Operators have some compelling arguments for insisting on such revenue splits. They have spent billions building out their networks and are pressured by stockholders to recoup those investments. They own the most coveted real estate in wireless-the carrier deck, where consumers are far more likely to shop for content and applications than any Internet storefront. And when a subscriber can’t download a ringtone or buys a rotten game, it is the carrier-not the publisher or record label-that typically must handle the problem.

But content providers point to the fact that operators take 100 percent of all data charges, and generally don’t spend much to market their content offerings.
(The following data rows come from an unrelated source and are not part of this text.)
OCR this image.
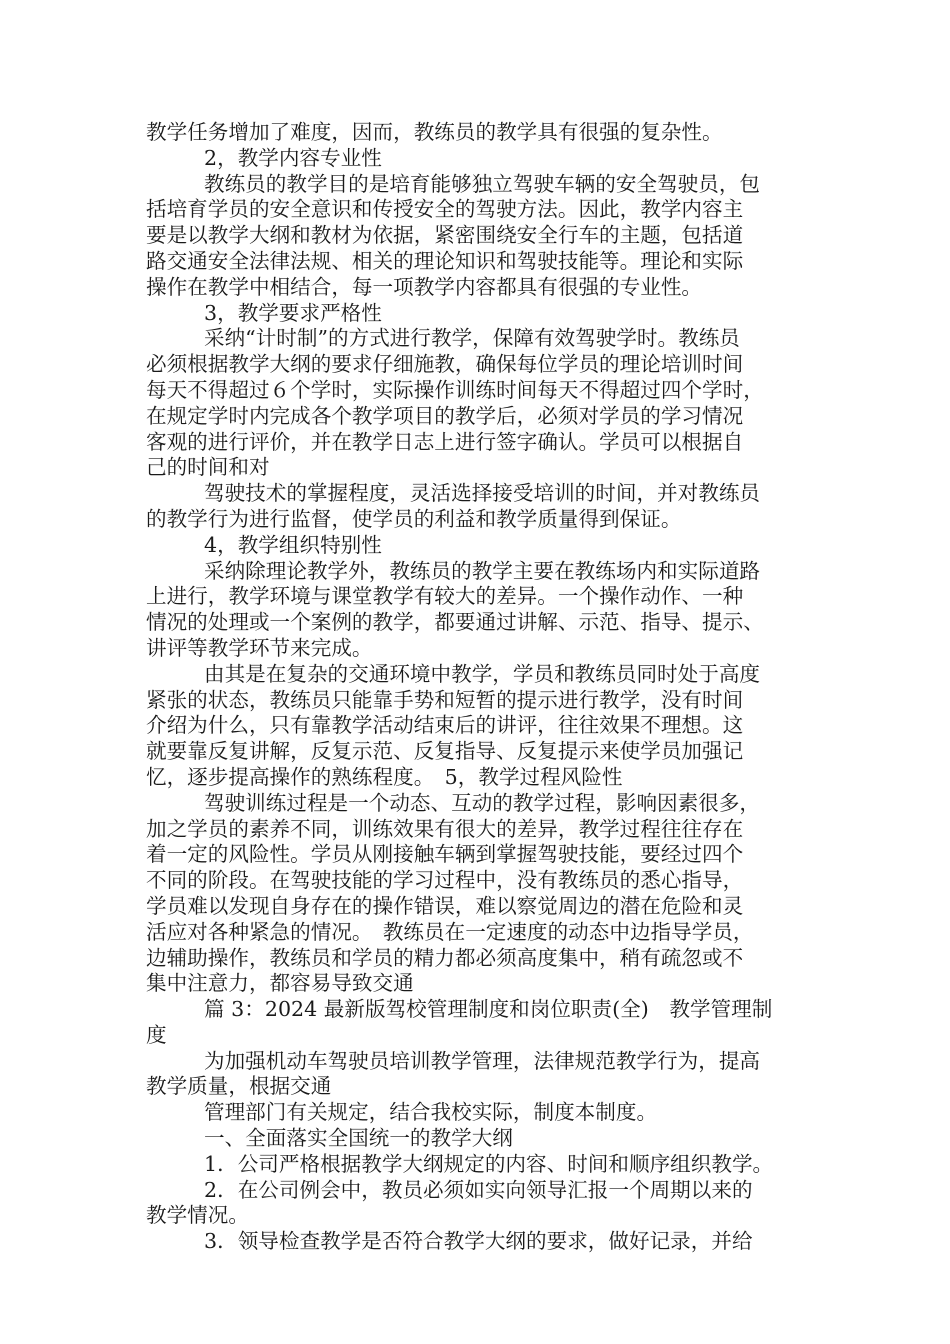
教学任务增加了难度，因而，教练员的教学具有很强的复杂性。
2，教学内容专业性
教练员的教学目的是培育能够独立驾驶车辆的安全驾驶员，包
括培育学员的安全意识和传授安全的驾驶方法。因此，教学内容主
要是以教学大纲和教材为依据，紧密围绕安全行车的主题，包括道
路交通安全法律法规、相关的理论知识和驾驶技能等。理论和实际
操作在教学中相结合，每一项教学内容都具有很强的专业性。
3，教学要求严格性
采纳“计时制”的方式进行教学，保障有效驾驶学时。教练员
必须根据教学大纲的要求仔细施教，确保每位学员的理论培训时间
每天不得超过６个学时，实际操作训练时间每天不得超过四个学时，
在规定学时内完成各个教学项目的教学后，必须对学员的学习情况
客观的进行评价，并在教学日志上进行签字确认。学员可以根据自
己的时间和对
驾驶技术的掌握程度，灵活选择接受培训的时间，并对教练员
的教学行为进行监督，使学员的利益和教学质量得到保证。
4，教学组织特别性
采纳除理论教学外，教练员的教学主要在教练场内和实际道路
上进行，教学环境与课堂教学有较大的差异。一个操作动作、一种
情况的处理或一个案例的教学，都要通过讲解、示范、指导、提示、
讲评等教学环节来完成。
由其是在复杂的交通环境中教学，学员和教练员同时处于高度
紧张的状态，教练员只能靠手势和短暂的提示进行教学，没有时间
介绍为什么，只有靠教学活动结束后的讲评，往往效果不理想。这
就要靠反复讲解，反复示范、反复指导、反复提示来使学员加强记
忆，逐步提高操作的熟练程度。　5，教学过程风险性
驾驶训练过程是一个动态、互动的教学过程，影响因素很多，
加之学员的素养不同，训练效果有很大的差异，教学过程往往存在
着一定的风险性。学员从刚接触车辆到掌握驾驶技能，要经过四个
不同的阶段。在驾驶技能的学习过程中，没有教练员的悉心指导，
学员难以发现自身存在的操作错误，难以察觉周边的潜在危险和灵
活应对各种紧急的情况。　教练员在一定速度的动态中边指导学员，
边辅助操作，教练员和学员的精力都必须高度集中，稍有疏忽或不
集中注意力，都容易导致交通
篇 3：2024 最新版驾校管理制度和岗位职责(全)　教学管理制
度
为加强机动车驾驶员培训教学管理，法律规范教学行为，提高
教学质量，根据交通
管理部门有关规定，结合我校实际，制度本制度。
一、全面落实全国统一的教学大纲
1．公司严格根据教学大纲规定的内容、时间和顺序组织教学。
2．在公司例会中，教员必须如实向领导汇报一个周期以来的
教学情况。
3．领导检查教学是否符合教学大纲的要求，做好记录，并给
And, they argue, it’s time for operators to use the 3G networks they’ve built to boost traffic and increase data revenues-by lowering their splits.

“All of that investment is pretty much done, so this is gravy,” said Harry Kargman of Kargo, a New York-based content provider that next week plans to launch FeverMobile.com, a direct-to-consumer effort. “If they can drive billions of dollars worth of transactions and take 10 percent of that, it’s just pure gravy.”

Such a scenario seems to have worked in Japan, where NTT DoCoMo Inc. is credited with spurring the mobile content market by taking only about 9 percent of revenues. The operator’s i-mode service is being replicated by carriers in other markets including Europe-with less generous revenue splits-and some believe U.S. carriers are beginning to take note.

“Carriers are getting greedier. They are coveting a higher portion of the pie,” said one well-known analyst who requested anonymity. “At the same time, we are seeing operators examine the efficacy of the i-mode model in the context of the U.S.”

It appears one of the new, content-focused MVNOs may be best positioned to adopt such a model. A smaller operator could be more flexible with revenue share scenarios, insiders say, and might be more wiling to risk short-term revenues for a long-term play centered on mobile data revenues.

In the meantime, though, some see Dwango’s fate as a harbinger of increasingly tough times for content providers.

“I hope that it becomes a wakeup call,” said one executive from a ringtone provider. “Maybe carriers will start to realize they need to build a sustainable ecosystem for business in the long run.”